I bow to your ruling, Sir; and I should really like to have an answer as to why these accounts have not been put forward earlier?

Mr. ACLAND

It does not fall to me to fill the vacancy on the Public Accounts Committee. But I can reply to the hon. Member on the question of date. These accounts cannot be presented to the House of Commons immediately after the close of the financial year. They have got to be submitted first of all to the scrutiny of the Comptroller and Auditor-General, and, secondly, to the Public Accounts Committee itself. The Committee did not get the accounts until the spring of this year. As they are not before the House until the spring of the year, it does not seem to be a matter of very great public importance whether they should be discussed in June or at this time of the year. With regard to the question of surrender and to the suggestion of my hon. Friend that that money was surrendered in some curious or dishonest way, I can assure him that that is not so.

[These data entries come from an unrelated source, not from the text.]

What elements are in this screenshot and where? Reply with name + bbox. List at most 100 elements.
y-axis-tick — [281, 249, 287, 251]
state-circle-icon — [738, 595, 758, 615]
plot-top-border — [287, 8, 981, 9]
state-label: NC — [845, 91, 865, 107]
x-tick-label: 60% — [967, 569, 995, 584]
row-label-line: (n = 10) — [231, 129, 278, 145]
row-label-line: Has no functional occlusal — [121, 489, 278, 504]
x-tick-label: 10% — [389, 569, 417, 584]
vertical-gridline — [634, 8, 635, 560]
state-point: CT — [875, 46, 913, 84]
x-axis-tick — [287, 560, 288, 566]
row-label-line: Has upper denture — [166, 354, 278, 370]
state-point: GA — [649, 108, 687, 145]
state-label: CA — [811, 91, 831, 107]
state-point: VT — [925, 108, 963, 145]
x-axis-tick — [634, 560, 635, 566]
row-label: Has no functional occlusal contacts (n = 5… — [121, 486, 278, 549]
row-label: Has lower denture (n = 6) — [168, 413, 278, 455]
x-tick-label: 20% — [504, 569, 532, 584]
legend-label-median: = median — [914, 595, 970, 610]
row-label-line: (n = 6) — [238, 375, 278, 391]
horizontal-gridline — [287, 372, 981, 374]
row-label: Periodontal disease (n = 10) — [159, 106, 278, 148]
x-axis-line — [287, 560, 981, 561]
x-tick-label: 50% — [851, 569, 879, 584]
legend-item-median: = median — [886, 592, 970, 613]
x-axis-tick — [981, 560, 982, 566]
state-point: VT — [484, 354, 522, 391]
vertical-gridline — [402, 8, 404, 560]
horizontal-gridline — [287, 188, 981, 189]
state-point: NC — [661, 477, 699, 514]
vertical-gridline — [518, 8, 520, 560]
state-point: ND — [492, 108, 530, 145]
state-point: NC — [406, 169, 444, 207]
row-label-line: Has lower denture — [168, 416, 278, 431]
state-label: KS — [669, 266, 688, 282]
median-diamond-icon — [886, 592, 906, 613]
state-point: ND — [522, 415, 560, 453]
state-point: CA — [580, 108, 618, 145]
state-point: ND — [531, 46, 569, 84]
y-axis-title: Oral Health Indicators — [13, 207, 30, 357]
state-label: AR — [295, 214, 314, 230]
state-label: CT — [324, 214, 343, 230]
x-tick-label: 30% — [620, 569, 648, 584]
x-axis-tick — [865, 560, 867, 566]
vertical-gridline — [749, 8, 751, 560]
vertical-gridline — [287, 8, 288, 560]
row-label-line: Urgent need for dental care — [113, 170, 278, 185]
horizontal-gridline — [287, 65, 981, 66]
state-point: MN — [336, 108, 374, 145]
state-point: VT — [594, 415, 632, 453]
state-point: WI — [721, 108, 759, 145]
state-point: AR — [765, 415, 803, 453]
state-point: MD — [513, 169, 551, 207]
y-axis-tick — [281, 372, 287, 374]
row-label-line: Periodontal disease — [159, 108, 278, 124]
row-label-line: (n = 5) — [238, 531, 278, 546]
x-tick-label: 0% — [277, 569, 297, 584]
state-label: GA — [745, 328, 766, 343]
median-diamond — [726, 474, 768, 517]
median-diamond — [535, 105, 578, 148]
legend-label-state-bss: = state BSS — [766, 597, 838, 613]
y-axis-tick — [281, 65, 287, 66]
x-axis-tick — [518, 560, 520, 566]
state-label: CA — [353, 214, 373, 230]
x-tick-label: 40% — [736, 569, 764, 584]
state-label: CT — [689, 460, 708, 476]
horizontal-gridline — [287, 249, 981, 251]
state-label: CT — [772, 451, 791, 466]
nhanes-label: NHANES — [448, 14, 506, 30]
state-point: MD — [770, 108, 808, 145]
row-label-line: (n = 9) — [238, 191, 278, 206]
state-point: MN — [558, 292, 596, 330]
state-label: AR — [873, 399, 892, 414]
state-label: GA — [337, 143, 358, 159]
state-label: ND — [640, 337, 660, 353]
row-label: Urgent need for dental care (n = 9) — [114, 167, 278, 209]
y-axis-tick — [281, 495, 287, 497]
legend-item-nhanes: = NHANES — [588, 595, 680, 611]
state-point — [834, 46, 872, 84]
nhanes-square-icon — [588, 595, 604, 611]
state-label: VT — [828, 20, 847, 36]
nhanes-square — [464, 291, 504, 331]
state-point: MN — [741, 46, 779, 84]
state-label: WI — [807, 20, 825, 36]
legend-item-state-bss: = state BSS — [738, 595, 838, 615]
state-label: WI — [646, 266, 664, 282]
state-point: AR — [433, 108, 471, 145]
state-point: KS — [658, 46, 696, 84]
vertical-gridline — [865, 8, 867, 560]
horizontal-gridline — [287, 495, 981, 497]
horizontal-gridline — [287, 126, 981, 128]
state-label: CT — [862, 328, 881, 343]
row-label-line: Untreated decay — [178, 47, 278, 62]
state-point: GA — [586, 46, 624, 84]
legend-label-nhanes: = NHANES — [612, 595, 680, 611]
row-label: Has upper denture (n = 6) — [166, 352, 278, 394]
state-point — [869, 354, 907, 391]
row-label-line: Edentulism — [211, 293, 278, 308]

These moneys are taken into account when the Annual Budget is presented, and are appropriated by the Treasury in aid of national expenditure at that time. I think my hon. Friend was rather in error when he said I congratulated myself in regard to this statement as a whole. We have been closer to our Estimates in past years, and I hope we shall be closer in future years. The only point on which I thought there was reason for congratulation was with regard to the particular case of the large surplus. It is a case of extraordinary difficulty. You have to make your Estimates in November as to the proportion of men who are likely to go to camp in August or September. We are dependent on all sorts of regulations not out until the beginning of the camp, and as to all sorts of things which it is impossible to foresee. With regard to the deficiency of £63,000 in Vote 7, that was very difficult to foresee. We had introduced a new system of payment for the soldiers. We trusted to the soldier to buy his own clothing in place of supplying him with it, and it was very difficult to foresee whether the soldier would be economical. The result has been that the soldier is looking after his clothing and boots more carefully than ever before, and the issues are not so great, therefore, as before. While I hope we shall be able to estimate more closely in the future, I think what I have stated is sufficient explanation of the cases in which the Estimates were less close than we could have wished.

Mr. MORTON

What was the date when the Public Accounts Committee had them?

Mr. ACLAND

February, 1911.

Mr. MORTON

Surely they should have brought them forward long ago. I do not make any personal charges against any of these gentlemen, except that they ought to know more than they do. You have no such system as that in the Civil Service. I say the system with regard to Army and Navy Accounts is bad and ought to be reformed by the Liberal Government.

Mr. BOOTH

I do not intend to discuss this Vote, as I am in the position of a new Member and must learn. I cannot promise to do justice to these Estimates even next year, but in the third year, and as an economist, I intend to put on my war paint and go into them very fully.

Question put, and agreed to; Resolutions to be reported to-morrow (Tuesday).